In the past three years, the joint-longest serving member of the boys varsity basketball team has never logged a single minute of playing time, but junior Danny Brodson has been helping the team in a different way as the team manager.

“I don’t consider myself a player,” said Brodson. “I never wanted to play. I never try out. I always just ask to be the manager.”

After becoming the manager of the boys basketball team at Wood Oaks Junior High, Brodson was approached by Brian McDonaugh, boys varsity basketball assistant coach, and asked to manage the varsity team when he arrived at Glenbrook North.

David Weber, boys basketball head coach, said having Brodson as the team manager makes focusing on the players easier for the coaches.

“We get to concentrate on coaching the game,” said Weber. “We’re not running around looking for the warm-up [jerseys], and when [players] throw them on the bench, [Brodson] puts them in the bag and brings them to the locker room and makes sure everyone has their stuff.”

Brodson said he attends a majority of practices and all games where he helps organize the water, warm-up jerseys and towels during the games. In practices, he assists Weber by running the game clock and keeping score during drills. He uploads game film onto Hudl, an online application that allows players and coaches to review film. Additionally, he became first aid certified through an online course in order to become a better manager and now assists with injured players.

“Like Dwight Schrute in ‘The Office,’ I call myself the ‘Assistant to the trainer,’” said Brodson. “I’m not an assistant trainer, but, you know, I’m great with bloody noses.”

Junior Frank Siegien said Brodson is as much a member of the team as any player.

“He’s family to us,” said Siegien. “If somebody picks a fight with him, you’re picking a fight with the rest of the team. We love Danny.”

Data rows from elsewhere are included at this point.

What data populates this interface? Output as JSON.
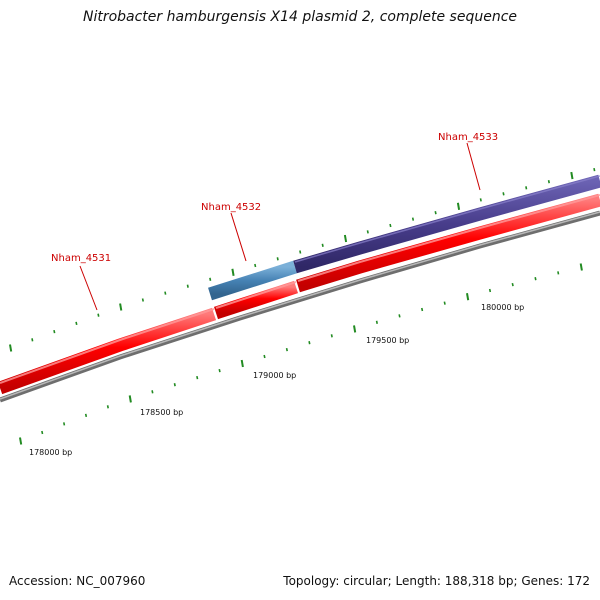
{
  "title": "Nitrobacter hamburgensis X14 plasmid 2, complete sequence",
  "footer": {
    "accession": "Accession: NC_007960",
    "stats": "Topology: circular; Length: 188,318 bp; Genes: 172"
  },
  "genes": [
    {
      "label": "Nham_4531",
      "color": "#ff0000"
    },
    {
      "label": "Nham_4532",
      "color": "#4682b4"
    },
    {
      "label": "Nham_4533",
      "color": "#483d8b"
    }
  ],
  "position_ticks": [
    {
      "label": "178000 bp"
    },
    {
      "label": "178500 bp"
    },
    {
      "label": "179000 bp"
    },
    {
      "label": "179500 bp"
    },
    {
      "label": "180000 bp"
    }
  ],
  "colors": {
    "gene_label": "#cc0000",
    "forward_strand": "#ff0000",
    "backbone": "#808080",
    "tick_marks": "#228b22"
  }
}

Siegien said the players appreciate all the little things Brodson does for them and how dedicated he is to the team.

“[One time], I was having a bad free throw shooting game and … after practice the next day he stayed and helped me shoot 100 free throws after the whole [team] was gone,” said Siegien. “It took, like, 30 minutes, but he stayed.”

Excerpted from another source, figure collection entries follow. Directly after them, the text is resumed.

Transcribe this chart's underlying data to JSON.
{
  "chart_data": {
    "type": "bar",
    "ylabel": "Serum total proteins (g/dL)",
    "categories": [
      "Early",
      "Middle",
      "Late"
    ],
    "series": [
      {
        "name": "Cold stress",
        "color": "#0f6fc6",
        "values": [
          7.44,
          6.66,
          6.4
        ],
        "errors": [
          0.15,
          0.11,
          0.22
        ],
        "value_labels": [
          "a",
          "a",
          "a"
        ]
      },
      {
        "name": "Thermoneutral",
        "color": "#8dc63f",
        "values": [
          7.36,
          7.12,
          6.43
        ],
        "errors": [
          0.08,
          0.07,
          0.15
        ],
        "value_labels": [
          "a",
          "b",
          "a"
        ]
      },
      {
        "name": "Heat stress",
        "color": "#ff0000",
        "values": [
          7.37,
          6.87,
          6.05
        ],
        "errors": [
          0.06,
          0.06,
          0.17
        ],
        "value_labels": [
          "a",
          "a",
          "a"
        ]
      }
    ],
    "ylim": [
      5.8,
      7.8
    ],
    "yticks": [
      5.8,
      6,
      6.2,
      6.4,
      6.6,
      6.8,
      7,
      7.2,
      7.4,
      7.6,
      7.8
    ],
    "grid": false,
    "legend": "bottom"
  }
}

According to Brodson, who has also managed the varsity football and softball teams, getting to interact with the players fuels his passion to manage every year.

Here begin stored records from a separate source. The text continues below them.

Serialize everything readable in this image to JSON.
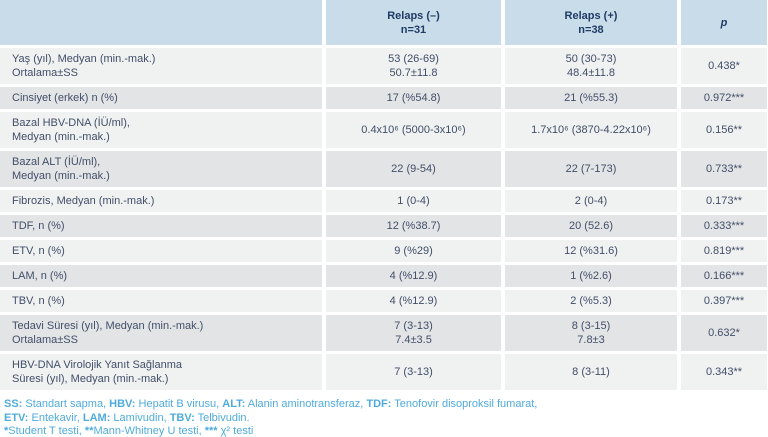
{
  "colors": {
    "header_bg": "#c9dcea",
    "header_text": "#1f3c64",
    "text": "#414f69",
    "row_light": "#f0f1f1",
    "row_dark": "#e3e4e6",
    "footnote": "#4fabdb"
  },
  "table": {
    "header": {
      "empty": "",
      "relaps_neg": [
        "Relaps (–)",
        "n=31"
      ],
      "relaps_pos": [
        "Relaps (+)",
        "n=38"
      ],
      "p": "p"
    },
    "rows": [
      {
        "label": [
          "Yaş (yıl), Medyan (min.-mak.)",
          "Ortalama±SS"
        ],
        "neg": [
          "53 (26-69)",
          "50.7±11.8"
        ],
        "pos": [
          "50 (30-73)",
          "48.4±11.8"
        ],
        "p": "0.438*"
      },
      {
        "label": [
          "Cinsiyet (erkek) n (%)"
        ],
        "neg": [
          "17 (%54.8)"
        ],
        "pos": [
          "21 (%55.3)"
        ],
        "p": "0.972***"
      },
      {
        "label": [
          "Bazal HBV-DNA (İÜ/ml),",
          "Medyan (min.-mak.)"
        ],
        "neg": [
          "0.4x10⁶ (5000-3x10⁶)"
        ],
        "pos": [
          "1.7x10⁶ (3870-4.22x10⁶)"
        ],
        "p": "0.156**"
      },
      {
        "label": [
          "Bazal ALT (İÜ/ml),",
          "Medyan (min.-mak.)"
        ],
        "neg": [
          "22 (9-54)"
        ],
        "pos": [
          "22 (7-173)"
        ],
        "p": "0.733**"
      },
      {
        "label": [
          "Fibrozis, Medyan (min.-mak.)"
        ],
        "neg": [
          "1 (0-4)"
        ],
        "pos": [
          "2 (0-4)"
        ],
        "p": "0.173**"
      },
      {
        "label": [
          "TDF, n (%)"
        ],
        "neg": [
          "12 (%38.7)"
        ],
        "pos": [
          "20 (52.6)"
        ],
        "p": "0.333***"
      },
      {
        "label": [
          "ETV, n (%)"
        ],
        "neg": [
          "9 (%29)"
        ],
        "pos": [
          "12 (%31.6)"
        ],
        "p": "0.819***"
      },
      {
        "label": [
          "LAM, n (%)"
        ],
        "neg": [
          "4 (%12.9)"
        ],
        "pos": [
          "1 (%2.6)"
        ],
        "p": "0.166***"
      },
      {
        "label": [
          "TBV, n (%)"
        ],
        "neg": [
          "4 (%12.9)"
        ],
        "pos": [
          "2 (%5.3)"
        ],
        "p": "0.397***"
      },
      {
        "label": [
          "Tedavi Süresi (yıl), Medyan (min.-mak.)",
          "Ortalama±SS"
        ],
        "neg": [
          "7 (3-13)",
          "7.4±3.5"
        ],
        "pos": [
          "8 (3-15)",
          "7.8±3"
        ],
        "p": "0.632*"
      },
      {
        "label": [
          "HBV-DNA Virolojik Yanıt Sağlanma",
          "Süresi (yıl), Medyan (min.-mak.)"
        ],
        "neg": [
          "7 (3-13)"
        ],
        "pos": [
          "8 (3-11)"
        ],
        "p": "0.343**"
      }
    ]
  },
  "footnotes": [
    [
      {
        "b": true,
        "t": "SS:"
      },
      {
        "b": false,
        "t": " Standart sapma, "
      },
      {
        "b": true,
        "t": "HBV:"
      },
      {
        "b": false,
        "t": " Hepatit B virusu, "
      },
      {
        "b": true,
        "t": "ALT:"
      },
      {
        "b": false,
        "t": " Alanin aminotransferaz, "
      },
      {
        "b": true,
        "t": "TDF:"
      },
      {
        "b": false,
        "t": " Tenofovir disoproksil fumarat,"
      }
    ],
    [
      {
        "b": true,
        "t": "ETV:"
      },
      {
        "b": false,
        "t": " Entekavir, "
      },
      {
        "b": true,
        "t": "LAM:"
      },
      {
        "b": false,
        "t": " Lamivudin, "
      },
      {
        "b": true,
        "t": "TBV:"
      },
      {
        "b": false,
        "t": " Telbivudin."
      }
    ],
    [
      {
        "b": true,
        "t": "*"
      },
      {
        "b": false,
        "t": "Student T testi, "
      },
      {
        "b": true,
        "t": "**"
      },
      {
        "b": false,
        "t": "Mann-Whitney U testi, "
      },
      {
        "b": true,
        "t": "*** "
      },
      {
        "b": false,
        "t": "χ² testi"
      }
    ]
  ]
}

“We had a buzzer beater last year at Maine East, and all the players were carrying me out on their shoulders, … and that was a lot of fun,” said Brodson. “Whenever [the players] chant my name, it’s a lot of fun [for me] and recognition of how hard I’m working during the game.”

Justin Weiner, football running backs and defensive backs coach, said Brodson’s joyful personality helps lighten the mood at practices.

“There’s a positivity about him, and he’s always willing to crack a joke or tell us about the weekend.

“It’s kind of a nice and needed distraction every once in a while from the … sometimes monotonous practice days,” said Weiner. “You know, when you’re getting [into] the dog days of August … and all of [a] sudden he goes, ‘Hey! It’s a [Boeing] 747!’ … That’s the best part about Danny. As much as he is serious, he’s always willing to be a little light-hearted.”

Brodson’s enthusiastic personality is clearly visible as he is often times the first person on the bench clapping and yelling during a game.

“The key to success, especially at this level, is energy,” said Brodson. “And you’ll see me clapping [and] getting them energized. … Even if I’m the loudest, that’s okay, because at least we have someone cheering for us.”

As of Jan. 24, the basketball team has a record of 11-7. The team opened the season with seven straight wins but has gone 4-7 since, including conference losses against Deerfield, Maine West and Highland Park. Seniors Evan Barnes and Kellen Witherell lead the Spartans in scoring, averaging 10.9 points per game each.

While some people only see the work he is doing on the sidelines during games, Brodson said being manager is much more than that.

“Most people just see me getting water, running around with the water [and] getting towels, but my job is more than that,” said Brodson. “If I wasn’t as passionate about doing this, then I probably wouldn’t be on the team. But, I’m so passionate about doing this and helping out that it’s more than just water.”